O thriller de baixa qualidade Caçada Mortal, do roteirista de Irresistível Paixão, Scott Frank, apelou para um conjunto particular de habilidades de atuação que os filmes de ação de Neeson ainda não haviam exigido. Como um ex-policial alcoólatra que se tornou detetive particular, Neeson tenta descobrir quem sequestrou e matou a esposa de um traficante de drogas, mas trata-se de uma jornada pessoal de redenção também, realizada por um homem ainda entorpecido pela culpa e tristeza dos erros do passado.
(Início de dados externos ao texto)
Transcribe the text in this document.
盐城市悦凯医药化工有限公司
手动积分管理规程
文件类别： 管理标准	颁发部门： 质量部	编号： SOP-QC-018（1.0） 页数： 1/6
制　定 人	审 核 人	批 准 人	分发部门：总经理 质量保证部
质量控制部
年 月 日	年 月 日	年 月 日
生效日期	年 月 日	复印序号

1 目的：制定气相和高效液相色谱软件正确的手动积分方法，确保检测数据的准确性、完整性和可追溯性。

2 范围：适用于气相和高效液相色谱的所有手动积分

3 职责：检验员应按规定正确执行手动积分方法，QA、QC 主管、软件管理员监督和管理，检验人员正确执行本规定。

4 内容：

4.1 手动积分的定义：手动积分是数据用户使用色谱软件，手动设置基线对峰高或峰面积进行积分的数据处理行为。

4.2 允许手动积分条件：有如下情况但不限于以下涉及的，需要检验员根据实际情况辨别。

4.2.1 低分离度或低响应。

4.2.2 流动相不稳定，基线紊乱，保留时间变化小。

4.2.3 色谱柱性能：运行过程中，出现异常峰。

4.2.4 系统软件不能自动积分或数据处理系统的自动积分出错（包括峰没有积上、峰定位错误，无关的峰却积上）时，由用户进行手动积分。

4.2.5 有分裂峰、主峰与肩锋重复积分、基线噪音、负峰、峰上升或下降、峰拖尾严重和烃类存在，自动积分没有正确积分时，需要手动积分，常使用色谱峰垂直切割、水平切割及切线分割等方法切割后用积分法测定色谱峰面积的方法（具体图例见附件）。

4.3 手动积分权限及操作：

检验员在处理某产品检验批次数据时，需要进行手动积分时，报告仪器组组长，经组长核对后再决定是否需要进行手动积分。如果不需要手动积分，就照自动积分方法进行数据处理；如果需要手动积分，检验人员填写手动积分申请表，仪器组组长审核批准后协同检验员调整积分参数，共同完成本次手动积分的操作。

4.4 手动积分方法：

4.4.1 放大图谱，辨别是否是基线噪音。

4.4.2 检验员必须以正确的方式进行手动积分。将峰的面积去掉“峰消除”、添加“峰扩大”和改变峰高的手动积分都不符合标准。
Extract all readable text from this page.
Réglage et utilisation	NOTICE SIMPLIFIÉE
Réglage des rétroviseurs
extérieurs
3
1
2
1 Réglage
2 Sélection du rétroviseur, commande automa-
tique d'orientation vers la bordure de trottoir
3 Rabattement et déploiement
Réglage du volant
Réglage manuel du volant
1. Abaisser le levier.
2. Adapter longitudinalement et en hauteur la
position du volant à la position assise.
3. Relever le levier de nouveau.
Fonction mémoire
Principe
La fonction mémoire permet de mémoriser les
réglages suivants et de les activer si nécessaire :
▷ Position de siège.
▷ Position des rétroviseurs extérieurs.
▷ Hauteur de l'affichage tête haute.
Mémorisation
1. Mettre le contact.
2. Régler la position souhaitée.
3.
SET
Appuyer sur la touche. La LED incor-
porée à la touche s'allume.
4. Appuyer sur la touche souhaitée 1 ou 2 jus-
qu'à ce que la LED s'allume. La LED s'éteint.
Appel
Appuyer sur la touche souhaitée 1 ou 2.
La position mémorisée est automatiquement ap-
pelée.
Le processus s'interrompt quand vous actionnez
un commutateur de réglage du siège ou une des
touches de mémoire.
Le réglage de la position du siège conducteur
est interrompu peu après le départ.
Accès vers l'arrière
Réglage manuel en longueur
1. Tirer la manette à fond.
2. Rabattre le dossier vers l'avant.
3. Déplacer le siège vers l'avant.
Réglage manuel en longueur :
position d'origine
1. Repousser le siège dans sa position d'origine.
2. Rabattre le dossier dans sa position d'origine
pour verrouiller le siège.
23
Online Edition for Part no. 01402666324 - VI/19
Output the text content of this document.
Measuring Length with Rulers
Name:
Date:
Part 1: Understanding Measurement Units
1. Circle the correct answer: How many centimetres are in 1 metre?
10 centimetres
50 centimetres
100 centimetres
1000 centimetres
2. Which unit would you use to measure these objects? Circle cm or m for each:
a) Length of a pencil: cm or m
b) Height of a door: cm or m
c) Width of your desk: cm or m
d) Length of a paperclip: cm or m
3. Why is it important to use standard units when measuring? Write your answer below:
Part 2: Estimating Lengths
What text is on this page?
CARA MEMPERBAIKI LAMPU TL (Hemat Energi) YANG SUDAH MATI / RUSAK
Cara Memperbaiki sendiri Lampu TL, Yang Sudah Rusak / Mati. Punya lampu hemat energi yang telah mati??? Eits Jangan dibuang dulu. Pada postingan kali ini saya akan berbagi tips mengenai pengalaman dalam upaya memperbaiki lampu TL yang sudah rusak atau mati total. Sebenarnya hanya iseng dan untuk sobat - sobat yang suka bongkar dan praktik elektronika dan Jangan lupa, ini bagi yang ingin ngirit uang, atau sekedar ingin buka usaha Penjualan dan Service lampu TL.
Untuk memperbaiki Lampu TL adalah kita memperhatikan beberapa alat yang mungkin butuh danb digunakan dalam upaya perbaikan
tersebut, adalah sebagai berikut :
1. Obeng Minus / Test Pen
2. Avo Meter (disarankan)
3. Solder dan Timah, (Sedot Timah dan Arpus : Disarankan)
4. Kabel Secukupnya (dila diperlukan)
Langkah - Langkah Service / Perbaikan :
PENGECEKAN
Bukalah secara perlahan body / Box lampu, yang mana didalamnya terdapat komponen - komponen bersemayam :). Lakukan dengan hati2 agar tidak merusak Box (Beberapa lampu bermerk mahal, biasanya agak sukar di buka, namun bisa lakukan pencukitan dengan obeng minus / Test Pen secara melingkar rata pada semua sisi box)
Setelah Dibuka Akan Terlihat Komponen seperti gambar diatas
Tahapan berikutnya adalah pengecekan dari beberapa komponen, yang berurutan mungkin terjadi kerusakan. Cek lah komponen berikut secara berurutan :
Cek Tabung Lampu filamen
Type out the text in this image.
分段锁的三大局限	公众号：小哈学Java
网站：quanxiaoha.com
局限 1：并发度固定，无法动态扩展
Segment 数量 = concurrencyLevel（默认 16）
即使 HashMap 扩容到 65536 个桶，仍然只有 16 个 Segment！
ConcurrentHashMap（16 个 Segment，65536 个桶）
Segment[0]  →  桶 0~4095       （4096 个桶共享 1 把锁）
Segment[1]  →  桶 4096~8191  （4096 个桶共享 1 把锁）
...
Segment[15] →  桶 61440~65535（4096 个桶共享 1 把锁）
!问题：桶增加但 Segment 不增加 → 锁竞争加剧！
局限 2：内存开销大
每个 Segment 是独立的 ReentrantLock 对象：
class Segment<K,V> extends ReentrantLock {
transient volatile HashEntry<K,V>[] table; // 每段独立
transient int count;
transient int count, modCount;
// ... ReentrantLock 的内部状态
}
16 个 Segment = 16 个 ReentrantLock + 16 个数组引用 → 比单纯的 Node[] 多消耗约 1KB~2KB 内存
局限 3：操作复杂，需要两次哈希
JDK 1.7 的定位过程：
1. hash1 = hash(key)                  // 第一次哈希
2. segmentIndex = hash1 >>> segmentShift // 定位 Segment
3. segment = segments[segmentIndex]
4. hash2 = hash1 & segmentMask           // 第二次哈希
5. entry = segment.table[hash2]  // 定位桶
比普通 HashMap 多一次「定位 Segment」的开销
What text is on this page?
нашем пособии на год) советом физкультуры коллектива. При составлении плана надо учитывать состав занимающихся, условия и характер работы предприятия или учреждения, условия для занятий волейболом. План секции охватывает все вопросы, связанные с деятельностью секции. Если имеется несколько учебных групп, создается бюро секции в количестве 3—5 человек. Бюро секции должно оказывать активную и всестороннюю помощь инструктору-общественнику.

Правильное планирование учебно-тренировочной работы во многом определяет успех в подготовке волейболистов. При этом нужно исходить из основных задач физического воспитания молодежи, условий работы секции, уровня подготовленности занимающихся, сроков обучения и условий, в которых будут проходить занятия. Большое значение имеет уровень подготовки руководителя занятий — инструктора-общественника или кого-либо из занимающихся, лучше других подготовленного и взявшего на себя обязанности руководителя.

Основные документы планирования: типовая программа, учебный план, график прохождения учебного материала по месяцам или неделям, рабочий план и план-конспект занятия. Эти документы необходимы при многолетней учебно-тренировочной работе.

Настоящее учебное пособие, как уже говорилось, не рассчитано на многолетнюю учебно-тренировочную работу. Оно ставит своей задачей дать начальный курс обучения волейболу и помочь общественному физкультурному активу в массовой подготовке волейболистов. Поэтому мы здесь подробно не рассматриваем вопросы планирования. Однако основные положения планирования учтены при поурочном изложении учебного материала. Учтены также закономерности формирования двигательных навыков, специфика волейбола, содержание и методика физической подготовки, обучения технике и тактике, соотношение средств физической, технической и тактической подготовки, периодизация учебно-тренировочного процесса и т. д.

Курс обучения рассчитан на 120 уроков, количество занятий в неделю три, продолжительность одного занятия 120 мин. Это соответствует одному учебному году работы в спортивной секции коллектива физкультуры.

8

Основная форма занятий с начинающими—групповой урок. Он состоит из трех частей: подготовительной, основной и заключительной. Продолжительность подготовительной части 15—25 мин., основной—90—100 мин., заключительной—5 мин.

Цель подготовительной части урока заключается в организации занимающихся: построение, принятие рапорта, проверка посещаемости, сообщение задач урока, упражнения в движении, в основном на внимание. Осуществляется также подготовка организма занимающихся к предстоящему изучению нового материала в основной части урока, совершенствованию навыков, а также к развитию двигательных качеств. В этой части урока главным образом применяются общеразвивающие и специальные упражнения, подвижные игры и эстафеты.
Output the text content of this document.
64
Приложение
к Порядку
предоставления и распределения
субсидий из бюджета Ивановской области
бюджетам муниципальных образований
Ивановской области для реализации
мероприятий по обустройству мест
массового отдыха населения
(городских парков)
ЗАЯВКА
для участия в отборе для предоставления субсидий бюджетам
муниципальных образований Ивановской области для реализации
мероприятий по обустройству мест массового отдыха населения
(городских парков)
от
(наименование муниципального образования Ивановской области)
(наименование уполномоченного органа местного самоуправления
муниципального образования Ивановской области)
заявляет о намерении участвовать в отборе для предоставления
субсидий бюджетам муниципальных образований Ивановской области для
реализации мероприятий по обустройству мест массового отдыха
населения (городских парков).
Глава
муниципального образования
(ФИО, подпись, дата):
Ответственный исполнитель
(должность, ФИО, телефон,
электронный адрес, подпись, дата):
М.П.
Ele se transformou em um herói noir moderno.
A característica de livro de bolso da maioria dos thrillers que Neeson participou provavelmente explica por que eles alcançaram um público tão consistente: ele sempre entrega o prometido. Os quatro filmes que fez com o talentoso cineasta hispano-americano Jaume Collet-Serra têm títulos tão genéricos que são mais lembrados por suas sinopses. Há aquele com toque hitchcockiano de identidade trocada (Desconhecido), aquele do avião (Sem Escalas), também o do trem (O Passageiro), além daquele em que Neeson é um assassino que decide enfrentar seu chefe da máfia (Noite Sem Fim). Tudo elegantemente bem construído, tudo preenchido ao máximo com atores de qualidade, todos do tipo de filme que você assistiria feliz por meia hora até perceber que já os tinha visto antes.
Tem havido sinais de que o interesse por esse tipo de atuação de Neeson esteja diminuindo, mesmo quando ele sutilmente se inclina para os tipos de papéis que Eastwood desempenhou em filmes recentes como Gran Torino e A Mula, homens mais velhos teimosos que são trazidos com relutância para fora de suas conchas. Depois do entediante Vingança a Sangue Frio, uma total americanização de um thriller norueguês chamado O Cidadão do Ano, Neeson fugiu de alguns filmes durante a pandemia de covid-19 que sinalizou um distanciamento de papéis fisicamente exigentes à medida que ele se aproxima dos 70 anos, apoiando-se mais em sua atuação comovente e cansada da vida. Legado Explosivo é sobre um ladrão de banco que tenta entregar seus milhões ilícitos ao FBI para começar um novo relacionamento com uma ficha limpa, mas dois agentes corruptos estragam seu plano de aposentadoria. Na Mira do Perigo mostra Neeson como um fazendeiro malvado na fronteira mexicana que avisa as autoridades quando os imigrantes entram em sua propriedade, mas ele abre uma exceção para uma mãe e um filho que fogem da violência de um cartel.
Todos esses filmes mais recentes caíram nas mãos de distribuidoras de segunda linha, como a Open Road ou a Lionsgate, porque Hollywood não tem interesse em produções que possam render lucros modestos e que eram o núcleo de seus negócios quando heróis grisalhos como Neeson eram mais comuns. Há esperança de que os serviços de streaming como a Netflix, com sua sede incessante por conteúdo, entrem em cena com mais filmes como The Ice Road (que foi lançado na sexta-feira nos EUA) e atendam a um nicho de mercado. É apenas justo que Neeson, a estrela de ação, seja uma arma de aluguel, perambulando nas margens empoeiradas da indústria e aceitando os empregos quando eles surgem.